Bani Monia Odai G, AlSaket Gaith I, AlKadhimi Ali M, AlAzaideh Ahmad M, Salah Bareqa I
Department of General Surgery, Jordan University Hospital, Amman, JOR.
Cureus. 2024 Nov 5;16(11):e73053. doi: 10.7759/cureus.73053. eCollection 2024 Nov.
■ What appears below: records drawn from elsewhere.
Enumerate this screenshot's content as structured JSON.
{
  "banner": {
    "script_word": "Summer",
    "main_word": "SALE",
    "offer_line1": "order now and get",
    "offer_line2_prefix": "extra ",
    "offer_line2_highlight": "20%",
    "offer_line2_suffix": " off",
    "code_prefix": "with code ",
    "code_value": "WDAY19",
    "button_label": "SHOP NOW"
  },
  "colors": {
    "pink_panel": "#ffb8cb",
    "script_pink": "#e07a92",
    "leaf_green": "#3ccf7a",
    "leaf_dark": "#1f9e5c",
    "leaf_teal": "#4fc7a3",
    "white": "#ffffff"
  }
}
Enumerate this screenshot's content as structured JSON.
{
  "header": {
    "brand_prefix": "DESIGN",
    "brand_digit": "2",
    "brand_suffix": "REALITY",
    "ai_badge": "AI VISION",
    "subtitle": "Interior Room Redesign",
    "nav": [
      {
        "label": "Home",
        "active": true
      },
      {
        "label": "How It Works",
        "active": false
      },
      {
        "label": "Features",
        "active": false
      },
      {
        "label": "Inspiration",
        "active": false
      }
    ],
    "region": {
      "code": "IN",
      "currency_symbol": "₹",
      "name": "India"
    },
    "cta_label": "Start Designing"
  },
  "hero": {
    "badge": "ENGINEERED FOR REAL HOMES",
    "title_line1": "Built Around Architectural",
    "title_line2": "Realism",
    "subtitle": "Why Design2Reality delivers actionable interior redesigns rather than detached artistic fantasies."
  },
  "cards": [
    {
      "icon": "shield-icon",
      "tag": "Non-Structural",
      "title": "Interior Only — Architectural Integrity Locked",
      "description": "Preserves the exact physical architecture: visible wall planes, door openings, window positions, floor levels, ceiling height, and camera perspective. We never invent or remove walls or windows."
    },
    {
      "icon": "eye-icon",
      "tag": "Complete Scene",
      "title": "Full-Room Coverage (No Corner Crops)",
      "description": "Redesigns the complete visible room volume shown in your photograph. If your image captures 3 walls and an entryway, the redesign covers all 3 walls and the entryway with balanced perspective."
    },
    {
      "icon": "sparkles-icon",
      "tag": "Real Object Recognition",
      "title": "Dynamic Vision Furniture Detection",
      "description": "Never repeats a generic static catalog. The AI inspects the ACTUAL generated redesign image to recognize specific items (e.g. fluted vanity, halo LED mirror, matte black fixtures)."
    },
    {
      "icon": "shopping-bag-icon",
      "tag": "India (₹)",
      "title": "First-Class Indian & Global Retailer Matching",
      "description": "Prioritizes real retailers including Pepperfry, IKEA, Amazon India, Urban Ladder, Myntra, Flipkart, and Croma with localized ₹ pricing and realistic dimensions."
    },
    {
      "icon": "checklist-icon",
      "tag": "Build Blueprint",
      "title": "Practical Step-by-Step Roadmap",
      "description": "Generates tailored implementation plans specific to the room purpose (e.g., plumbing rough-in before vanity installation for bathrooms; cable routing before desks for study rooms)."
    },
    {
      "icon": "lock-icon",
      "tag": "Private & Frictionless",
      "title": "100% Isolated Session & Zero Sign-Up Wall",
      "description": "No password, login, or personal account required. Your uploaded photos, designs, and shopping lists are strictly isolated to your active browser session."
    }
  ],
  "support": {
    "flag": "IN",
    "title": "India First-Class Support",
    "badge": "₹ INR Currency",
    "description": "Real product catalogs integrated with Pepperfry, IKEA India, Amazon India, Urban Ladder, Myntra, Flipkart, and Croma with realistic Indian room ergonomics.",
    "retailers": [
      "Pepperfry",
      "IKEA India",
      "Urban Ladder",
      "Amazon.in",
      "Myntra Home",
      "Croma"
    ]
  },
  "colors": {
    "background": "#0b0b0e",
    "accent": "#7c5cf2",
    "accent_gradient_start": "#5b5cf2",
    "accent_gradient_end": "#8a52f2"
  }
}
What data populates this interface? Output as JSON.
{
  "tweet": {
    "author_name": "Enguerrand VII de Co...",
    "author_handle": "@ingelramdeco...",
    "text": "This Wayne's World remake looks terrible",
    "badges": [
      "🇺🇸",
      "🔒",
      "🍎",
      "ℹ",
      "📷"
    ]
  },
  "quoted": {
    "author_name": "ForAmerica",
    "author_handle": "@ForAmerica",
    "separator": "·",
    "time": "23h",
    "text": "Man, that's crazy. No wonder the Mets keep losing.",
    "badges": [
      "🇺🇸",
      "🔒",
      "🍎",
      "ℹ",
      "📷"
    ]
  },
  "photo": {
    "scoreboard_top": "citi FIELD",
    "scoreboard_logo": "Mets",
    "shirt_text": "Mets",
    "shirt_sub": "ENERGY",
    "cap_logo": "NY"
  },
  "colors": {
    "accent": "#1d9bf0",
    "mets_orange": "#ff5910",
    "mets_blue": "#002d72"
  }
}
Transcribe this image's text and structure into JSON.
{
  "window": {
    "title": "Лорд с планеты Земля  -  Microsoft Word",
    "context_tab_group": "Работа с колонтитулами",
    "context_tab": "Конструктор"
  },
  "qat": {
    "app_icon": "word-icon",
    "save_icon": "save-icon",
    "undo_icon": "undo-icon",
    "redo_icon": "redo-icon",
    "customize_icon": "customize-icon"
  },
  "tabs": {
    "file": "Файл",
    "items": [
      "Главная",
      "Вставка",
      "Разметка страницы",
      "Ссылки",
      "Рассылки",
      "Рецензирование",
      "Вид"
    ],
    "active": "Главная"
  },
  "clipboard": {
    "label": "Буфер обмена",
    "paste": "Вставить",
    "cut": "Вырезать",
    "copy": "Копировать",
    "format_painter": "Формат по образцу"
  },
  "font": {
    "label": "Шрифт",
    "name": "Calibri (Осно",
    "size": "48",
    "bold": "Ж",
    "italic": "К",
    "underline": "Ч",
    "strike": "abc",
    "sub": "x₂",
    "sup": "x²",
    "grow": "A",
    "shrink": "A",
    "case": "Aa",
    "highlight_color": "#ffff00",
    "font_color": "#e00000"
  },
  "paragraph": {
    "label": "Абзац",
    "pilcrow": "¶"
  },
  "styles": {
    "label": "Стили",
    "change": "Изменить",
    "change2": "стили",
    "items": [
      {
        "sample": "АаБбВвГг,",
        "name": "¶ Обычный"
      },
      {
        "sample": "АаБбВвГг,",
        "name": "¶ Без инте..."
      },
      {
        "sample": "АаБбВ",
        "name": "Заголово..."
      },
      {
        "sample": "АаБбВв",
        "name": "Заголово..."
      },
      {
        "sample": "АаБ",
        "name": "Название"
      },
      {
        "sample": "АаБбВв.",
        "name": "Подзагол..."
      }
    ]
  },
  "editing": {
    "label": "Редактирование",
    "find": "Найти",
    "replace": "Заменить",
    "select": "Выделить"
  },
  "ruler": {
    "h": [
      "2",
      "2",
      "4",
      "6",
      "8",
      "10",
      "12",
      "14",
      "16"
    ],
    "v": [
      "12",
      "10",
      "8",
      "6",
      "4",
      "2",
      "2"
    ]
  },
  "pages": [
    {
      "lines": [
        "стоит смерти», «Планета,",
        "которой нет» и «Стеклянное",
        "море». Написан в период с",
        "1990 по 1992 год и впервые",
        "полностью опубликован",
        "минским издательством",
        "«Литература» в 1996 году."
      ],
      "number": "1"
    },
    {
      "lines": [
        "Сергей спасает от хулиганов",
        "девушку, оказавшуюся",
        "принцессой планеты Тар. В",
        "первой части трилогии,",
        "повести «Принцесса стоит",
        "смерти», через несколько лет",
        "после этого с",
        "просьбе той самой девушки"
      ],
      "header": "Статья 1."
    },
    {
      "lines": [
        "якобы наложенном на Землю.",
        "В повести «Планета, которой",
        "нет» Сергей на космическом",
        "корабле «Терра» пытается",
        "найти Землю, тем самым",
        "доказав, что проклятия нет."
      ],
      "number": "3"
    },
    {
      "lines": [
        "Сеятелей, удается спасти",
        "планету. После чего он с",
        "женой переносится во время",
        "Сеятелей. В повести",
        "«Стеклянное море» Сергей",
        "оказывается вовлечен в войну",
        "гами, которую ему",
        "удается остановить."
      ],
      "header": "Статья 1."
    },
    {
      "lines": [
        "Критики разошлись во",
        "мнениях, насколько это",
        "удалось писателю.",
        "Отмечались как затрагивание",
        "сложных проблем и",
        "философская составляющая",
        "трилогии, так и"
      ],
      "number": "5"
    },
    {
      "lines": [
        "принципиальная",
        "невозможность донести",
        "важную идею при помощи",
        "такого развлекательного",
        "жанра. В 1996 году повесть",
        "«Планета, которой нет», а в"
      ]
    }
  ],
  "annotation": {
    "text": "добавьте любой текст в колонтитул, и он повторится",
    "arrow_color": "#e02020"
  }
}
Lymphedema, characterized by impaired lymphatic drainage, presents in primary and secondary forms, causing limb enlargement and other complications. Management involves a multidisciplinary approach, with manual lymphatic drainage and surgery as key interventions. Treatment aims to improve quality of life, with surgical debulking showing positive outcomes, as demonstrated in a case of severe lower limb lymphedema. A 40-year-old male with severe congenital lymphedema praecox presented with left lower extremity swelling and cellulitis. Despite previous unsuccessful surgery, subsequent debulking surgeries over nine months improved function and appearance. Biopsies confirmed lymphedema praecox diagnosis. Lymphedema poses significant challenges, often requiring surgical intervention such as the Charles procedure, which involves surgically removing skin and soft tissue layers down to the deep fascia in the affected limb, with the excised skin repurposed as a graft for coverage, in severe cases. However, milder cases may go unnoticed, leading to delayed treatment. Our patient experienced advanced lymphedema, necessitating a staged surgical approach to minimize risks and enhance outcomes. This strategy successfully managed blood loss and improved cosmetic results, ultimately improving the patient's quality of life. Lymphedema poses complex challenges, with tailored treatments such as staged procedures essential for optimal outcomes. Our case emphasizes the need for careful consideration and patient counseling, highlighting the value of strategic management approaches. By minimizing risks and optimizing outcomes, we aim to enhance the quality of life for individuals with lymphedema, underscoring our commitment to ongoing improvement in patient care.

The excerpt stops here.